Espèces non indigènes : prédire l’invasion pour protéger la Méditerranée
Les ports méditerranéens, véritables refuges pour la vie marine, font face actuellement à un déséquilibre écologique. Un nouveau projet de 2025, mené par l’Ifremer (Institut français de recherche pour l’exploitation de la mer), cherche à comprendre et à anticiper la propagation des espèces marines non indigènes qui menacent la biodiversité locale.
Écrit par : Emma Le Garrec
Une fois qu’une espèce est présente, c’est presque impossible de l’éradiquer car la connexion avec le milieu est très forte. Aujourd’hui, nous faisons surtout de la prévention.
En France, nous comptabilisons un grand nombre de ports de commerce et de plaisance. Ces lieux artificiels représentent principalement des intérêts commerciaux mais également écologiques. Grâce à ces autoroutes maritimes et aux structures artificielles mises en place, les ports sont de véritables oasis de vie.
Ils y abritent une grande diversité d’espèces marines telles que des poissons, des éponges marines, des vers marins ou encore de nombreuses algues.
Cependant, depuis plusieurs années, le paysage portuaire sous-marin ne ressemble plus à ce qu’il était il y a 20 ans. Avec de forts flux maritimes qui s’accentuent chaque année, les espèces locales disparaissent et laissent place à des espèces dites non indigènes, organismes qui sont transportés par l’humain en dehors de leur habitat naturel d’origine.

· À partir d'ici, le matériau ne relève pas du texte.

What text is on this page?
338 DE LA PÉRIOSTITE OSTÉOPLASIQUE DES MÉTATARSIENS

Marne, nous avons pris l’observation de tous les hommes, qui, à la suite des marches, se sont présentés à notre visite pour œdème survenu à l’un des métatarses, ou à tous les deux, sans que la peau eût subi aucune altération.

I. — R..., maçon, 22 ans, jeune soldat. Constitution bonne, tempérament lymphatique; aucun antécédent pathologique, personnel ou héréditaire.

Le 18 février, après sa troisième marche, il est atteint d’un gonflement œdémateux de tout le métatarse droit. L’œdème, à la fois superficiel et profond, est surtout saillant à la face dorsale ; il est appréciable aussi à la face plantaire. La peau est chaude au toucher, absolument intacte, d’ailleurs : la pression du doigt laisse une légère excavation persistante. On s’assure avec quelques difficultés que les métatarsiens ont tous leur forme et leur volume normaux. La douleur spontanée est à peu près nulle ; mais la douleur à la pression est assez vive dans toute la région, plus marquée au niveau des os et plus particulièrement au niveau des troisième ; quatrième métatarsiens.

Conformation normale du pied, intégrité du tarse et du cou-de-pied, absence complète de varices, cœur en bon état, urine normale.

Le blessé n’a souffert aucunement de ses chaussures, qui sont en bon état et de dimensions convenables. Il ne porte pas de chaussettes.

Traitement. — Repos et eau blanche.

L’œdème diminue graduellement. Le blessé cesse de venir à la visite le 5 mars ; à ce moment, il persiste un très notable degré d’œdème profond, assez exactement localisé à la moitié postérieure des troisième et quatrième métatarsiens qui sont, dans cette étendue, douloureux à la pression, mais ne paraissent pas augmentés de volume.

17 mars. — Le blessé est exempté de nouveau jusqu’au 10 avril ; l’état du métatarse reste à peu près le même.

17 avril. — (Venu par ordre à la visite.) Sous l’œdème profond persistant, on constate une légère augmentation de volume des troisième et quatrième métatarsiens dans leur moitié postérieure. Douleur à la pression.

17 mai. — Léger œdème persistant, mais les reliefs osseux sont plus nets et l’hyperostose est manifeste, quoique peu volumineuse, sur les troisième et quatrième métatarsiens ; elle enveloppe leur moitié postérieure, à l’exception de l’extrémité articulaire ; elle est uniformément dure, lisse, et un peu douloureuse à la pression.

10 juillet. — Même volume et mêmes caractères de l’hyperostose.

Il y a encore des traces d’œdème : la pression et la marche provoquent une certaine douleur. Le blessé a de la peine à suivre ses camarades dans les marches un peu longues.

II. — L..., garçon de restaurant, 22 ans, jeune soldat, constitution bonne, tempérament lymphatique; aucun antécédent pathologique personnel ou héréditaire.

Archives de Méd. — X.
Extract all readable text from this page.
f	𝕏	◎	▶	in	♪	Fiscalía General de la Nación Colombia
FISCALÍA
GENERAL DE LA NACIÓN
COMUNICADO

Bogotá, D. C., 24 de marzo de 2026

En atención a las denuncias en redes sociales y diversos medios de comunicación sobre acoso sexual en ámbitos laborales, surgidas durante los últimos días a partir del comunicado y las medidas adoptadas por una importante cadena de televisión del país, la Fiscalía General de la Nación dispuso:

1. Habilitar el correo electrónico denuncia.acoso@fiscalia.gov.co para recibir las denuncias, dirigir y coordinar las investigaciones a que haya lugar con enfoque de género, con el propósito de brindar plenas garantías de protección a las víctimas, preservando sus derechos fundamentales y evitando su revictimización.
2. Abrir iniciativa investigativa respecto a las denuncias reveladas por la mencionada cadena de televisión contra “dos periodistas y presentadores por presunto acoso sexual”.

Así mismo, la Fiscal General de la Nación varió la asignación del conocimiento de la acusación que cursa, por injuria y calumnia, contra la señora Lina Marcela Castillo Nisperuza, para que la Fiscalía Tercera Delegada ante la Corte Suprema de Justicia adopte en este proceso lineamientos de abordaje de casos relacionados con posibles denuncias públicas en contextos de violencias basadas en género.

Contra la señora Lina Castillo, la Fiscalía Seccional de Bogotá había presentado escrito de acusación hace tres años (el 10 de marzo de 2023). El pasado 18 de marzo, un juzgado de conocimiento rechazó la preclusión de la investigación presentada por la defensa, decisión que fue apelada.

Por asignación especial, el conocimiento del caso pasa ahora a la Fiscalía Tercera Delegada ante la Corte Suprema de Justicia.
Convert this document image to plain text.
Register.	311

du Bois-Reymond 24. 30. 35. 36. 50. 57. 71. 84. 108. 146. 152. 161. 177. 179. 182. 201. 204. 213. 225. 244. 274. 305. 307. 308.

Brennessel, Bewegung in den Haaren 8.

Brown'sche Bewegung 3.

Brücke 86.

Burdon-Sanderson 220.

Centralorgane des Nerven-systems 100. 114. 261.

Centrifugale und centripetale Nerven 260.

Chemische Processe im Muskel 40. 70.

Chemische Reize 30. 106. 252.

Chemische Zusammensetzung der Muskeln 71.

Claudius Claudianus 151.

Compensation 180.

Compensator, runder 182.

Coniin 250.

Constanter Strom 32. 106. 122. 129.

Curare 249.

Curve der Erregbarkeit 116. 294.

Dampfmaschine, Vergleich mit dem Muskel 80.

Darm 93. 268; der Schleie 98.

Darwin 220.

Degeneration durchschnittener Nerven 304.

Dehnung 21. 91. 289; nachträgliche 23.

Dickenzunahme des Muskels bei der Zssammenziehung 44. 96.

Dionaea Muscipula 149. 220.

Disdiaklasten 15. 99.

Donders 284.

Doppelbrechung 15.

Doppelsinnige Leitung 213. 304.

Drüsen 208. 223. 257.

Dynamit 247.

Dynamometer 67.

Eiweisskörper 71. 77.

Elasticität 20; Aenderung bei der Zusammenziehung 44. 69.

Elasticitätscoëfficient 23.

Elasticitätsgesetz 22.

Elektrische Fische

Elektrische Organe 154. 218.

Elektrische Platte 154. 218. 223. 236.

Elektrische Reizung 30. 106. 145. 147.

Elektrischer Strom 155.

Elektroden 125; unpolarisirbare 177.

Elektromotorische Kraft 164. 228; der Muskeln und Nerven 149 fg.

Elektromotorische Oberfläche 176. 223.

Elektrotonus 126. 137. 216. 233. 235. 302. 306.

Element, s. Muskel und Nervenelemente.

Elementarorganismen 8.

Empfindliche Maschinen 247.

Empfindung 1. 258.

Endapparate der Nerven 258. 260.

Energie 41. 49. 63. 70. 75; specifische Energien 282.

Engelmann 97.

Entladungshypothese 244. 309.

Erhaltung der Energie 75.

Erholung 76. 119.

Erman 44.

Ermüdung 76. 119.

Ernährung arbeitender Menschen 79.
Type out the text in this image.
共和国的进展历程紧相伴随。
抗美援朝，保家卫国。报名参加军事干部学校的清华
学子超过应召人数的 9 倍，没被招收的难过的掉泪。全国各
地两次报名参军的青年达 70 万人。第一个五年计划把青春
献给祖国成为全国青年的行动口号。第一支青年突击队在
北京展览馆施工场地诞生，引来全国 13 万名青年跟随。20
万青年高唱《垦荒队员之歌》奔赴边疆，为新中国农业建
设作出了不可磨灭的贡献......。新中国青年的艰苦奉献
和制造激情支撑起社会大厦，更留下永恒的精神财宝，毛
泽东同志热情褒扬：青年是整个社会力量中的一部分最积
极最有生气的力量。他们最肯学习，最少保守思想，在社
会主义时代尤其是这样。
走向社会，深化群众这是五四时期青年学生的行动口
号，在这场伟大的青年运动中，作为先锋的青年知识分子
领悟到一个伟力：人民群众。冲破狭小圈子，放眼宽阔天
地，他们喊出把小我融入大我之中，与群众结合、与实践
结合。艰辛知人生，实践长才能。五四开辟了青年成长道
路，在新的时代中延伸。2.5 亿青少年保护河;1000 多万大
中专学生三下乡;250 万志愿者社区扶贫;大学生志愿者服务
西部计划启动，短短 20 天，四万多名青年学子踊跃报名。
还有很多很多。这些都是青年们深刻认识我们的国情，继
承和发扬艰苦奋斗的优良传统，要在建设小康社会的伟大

Un regard nouveau sur les espèces marines exotiques
Amélia Curd est chercheuse en écologie marine et responsable du projet DENIM (Déterminer le caractère envahissant des espèces non indigènes marines métropolitaines), à l’Ifremer de Brest. Son travail consiste à « déterminer le caractère envahissant des espèces non indigènes marines métropolitaines », explique-t-elle. Le projet de recherche se focalise uniquement sur les ports méditerranéens français tels que Toulon ou Sète.
Cette mer est, en effet, l’une des régions les plus touchées par l’introduction d’êtres vivants exotiques. C’est le cas du crabe bleu, Callinectes sapidus, espèce originaire de la côte est des États-Unis qui a été introduite depuis les années 1940 en Europe, mais qui a vu récemment sa population augmenter. « Une fois qu’une espèce est présente, c’est presque impossible de l’éradiquer car la connexion avec le milieu est très forte. Aujourd’hui, nous faisons surtout de la prévention », confie Amélia Curd.

Il existe différents moyens d’importation des organismes marins.
Le canal de Suez en est le principal vecteur, reliant ainsi la mer Rouge et le bassin méditerranéen. À cela s’ajoutent également l’élevage, le transport maritime avec les eaux de ballast, les parties immergées des navires qui sont colonisées, ou encore l’aquariologie avec l’étude du cycle de vie des poissons dans les aquariums.
Ces voies d’introduction, couplées aux changements des conditions climatiques, permettent à la mer Méditerranée de devenir un environnement propice à l’installation et à la prolifération d’espèces non indigènes.
Des données précieuses pour le futur
Dans la première phase de ce projet, il est question de récolter des bases de données existantes sur l’identification des espèces exotiques dans le biofouling. Il s’agit de la colonisation d’êtres vivants sur des surfaces dures immergées, comme les coques de navires ou encore les infrastructures portuaires. Les données sont par la suite analysées en prenant en compte les traits de vie d’un animal,
c’est-à-dire les caractères de vie d’un organisme tels que la durée de vie ou le mode de reproduction. « C’est une manière de standardiser la vie, de pouvoir comparer les espèces entre elles et de connaître leur gamme de tolérance face à des conditions environnementales variables telles que la température ou la salinité », précise Amélia Curd.
L’importance de prédire l’évolution des espèces exotiques
Fin 2026, les chercheurs du projet auront une vision de l’aire de répartition de chaque organisme marin non natif en Méditerranée, afin de comprendre comment vont se comporter les espèces exotiques dans le biofouling et ainsi prévoir « lesquelles vont devenir abondantes, voire envahissantes, et surtout pourquoi », souligne-t-elle. Les espèces envahissantes entraînent des impacts écologiques, économiques ou sanitaires, voire les trois en même temps. L’objectif des résultats de ce projet est de fournir des données concrètes aux collectivités, afin de limiter et prévenir l’introduction de nouvelles espèces sur la façade française méditerranéenne, et de mettre en place des mesures pour maintenir la biodiversité marine actuelle.